Oceń
Nadchodzący film o Jamesie Bondzie ma być przełomem w serii. Twórcy adaptacji przygód szpiega Jej Królewskiej Mości, pracują obecnie nad 27. filmem z serii. Główna producentka "Bondów" - Barbara Broccoli, uchyliła rąbka tajemnicy na temat przyszłości agenta 007.
Nowy "Bond": szczegóły na temat kolejnego filmu o agencie 007
James Bond to postać stworzona w latach 50. XX wieku. Dekadę później ukazały się pierwsze filmy o tajnym agencie MI6. Nic więc dziwnego, że na przestrzeni lat siłą rzeczy przeszedł sporą metamorfozę.

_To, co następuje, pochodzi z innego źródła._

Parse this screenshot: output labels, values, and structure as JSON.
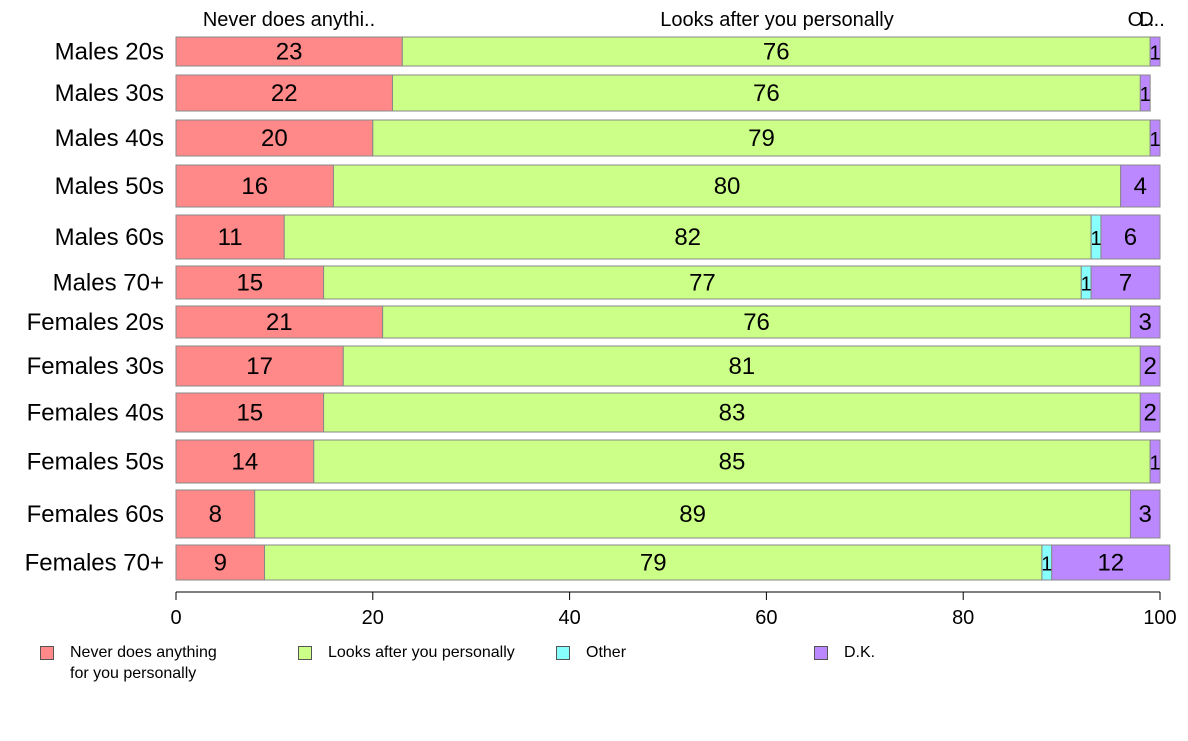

Wraz z premierą "Nie czas umierać", Daniel Craig pożegnał się ze swoją wieloletnią rolą, a widzowie po raz ostatni zobaczyli dotychczasowe wcielenie bohatera. W najbliższych latach Bond zostanie odmieniony jeszcze bardziej. Barbara Broccoli w rozmowie z Deadline przyznała, że kolejny film będzie rewolucyjny dla postaci stworzonej przez Iana Fleminga. Producentka zdradziła, że będzie to "wymyślenie Bonda na nowo". Na razie jednak nie wiadomo, kto zastąpi Craiga.
Nie mamy jeszcze nikogo na jego miejsce. Pracujemy nad tym, w którym kierunku iść. Rozmawiamy o tym. Nie ma scenariusza i nie możemy go wymyślić, dopóki nie zdecydujemy, jak podejdziemy do następnego filmu, ponieważ tak naprawdę jest to wymyślenie Bonda na nowo. Odkrywamy, kim on jest, a to wymaga czasu.
Na nową produkcję z udziałem Bonda jeszcze trochę poczekamy.
Nowy "Bond": kiedy premiera?
Jakiś czas temu Broccoli zdradziła, że zanim ruszą zdjęcia do 27. "Bonda" miną co najmniej 2 lata. Zaznaczyła też, że mimo plotek agent nie powróci jako kobieta, ale nie wykluczone, że nowy odtwórca szpiega będzie miał inny kolor skóry niż biały. Film jest więc jeszcze w powijakach i trafi do kin dopiero za kilka lat.